A NOSSA HISTÓRIA


Sumário
Um número de missionários suíços viveu e trabalhou na regiao que é hoje o sul de Moçambique desde a década de 1880. A maioria deles não eram apenas homens e mulheres da igreja, mas também desenvolveram um interesse pela história e cultura da população local e da fauna e flora.

Dentre eles, o mais famoso foi Henri Junod (1863-1934). Uma impressionante coleção de livros, brochuras, cartas, fotos e desenhos relativos a esses missionários está guardada em arquivos do Departamento Missionário, em Lausanne, na Suíça. O objetivo principal deste projecto é colocar ao acesso dos moçambicanos este rico património relativo a um período que é de outra foi mal documentado.

O Centro Junod esta localizado em Ricatla, 25 km ao norte de Maputo, onde Henri Junod viveu e trabalhou. O centro é também um local de estudo, debate e intercâmbio de conhecimentos e valores, cujo objetivo final é ajudar os moçambicanos na busca de sua identidade. Este por sua vez, pode ser visto como uma contribuição para o desenvolvimento do país. Mas também um instrumento muito importante no reforço das relações entre a Suíça e Moçambique.

Contexto
Os Missionários Suíços se estabeleceram e trabalharam no sul de Moçambique e da vizinha África do Sul desde a década de 1880. A maioria deles originaria da parte francófona da Suíça. Para além da missão religiosa que os trouxe a Moçambique, eles instalaram hospitais, escolas e centros de formação profissional.

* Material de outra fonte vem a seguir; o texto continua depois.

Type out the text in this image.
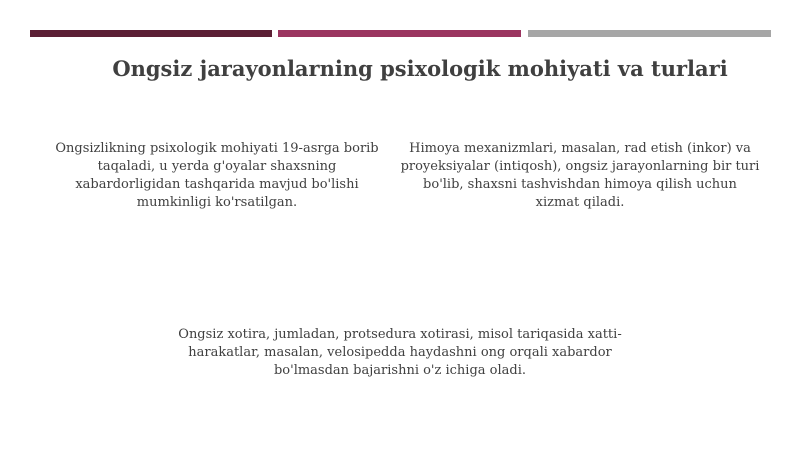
Ongsiz jarayonlarning psixologik mohiyati va turlari

Ongsizlikning psixologik mohiyati 19-asrga borib taqaladi, u yerda g'oyalar shaxsning xabardorligidan tashqarida mavjud bo'lishi mumkinligi ko'rsatilgan.

Himoya mexanizmlari, masalan, rad etish (inkor) va proyeksiyalar (intiqosh), ongsiz jarayonlarning bir turi bo'lib, shaxsni tashvishdan himoya qilish uchun xizmat qiladi.

Ongsiz xotira, jumladan, protsedura xotirasi, misol tariqasida xatti-harakatlar, masalan, velosipedda haydashni ong orqali xabardor bo'lmasdan bajarishni o'z ichiga oladi.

Em comparação com a Igreja Católica que tinha laços estreitos com o poder colonial Português, os protestantes suíços trabalharam e interagiram muito de perto com as comunidades locais, aprenderam línguas locais que usavam na igreja e na vida cotidiana e se interessaram pela história, econômico e social, usos e costumes das populações que vivem no que é hoje a parte sul de Moçambique. Alguns dos missionários, o mais proeminente Henri Junod, eram tão activos na área religiosa bem como eram na investigação de natureza, sociedade e idiomas ao seu redor.

Algumas figuras proeminentes moçambicanos-negros que mais tarde iriam assumir um papel de liderança no movimento nacionalista e luta pela independência na década de 1960 e 1970 passou por escolas da Missão Suíça, entre eles o fundador da FRELIMO, Eduardo Mondlane.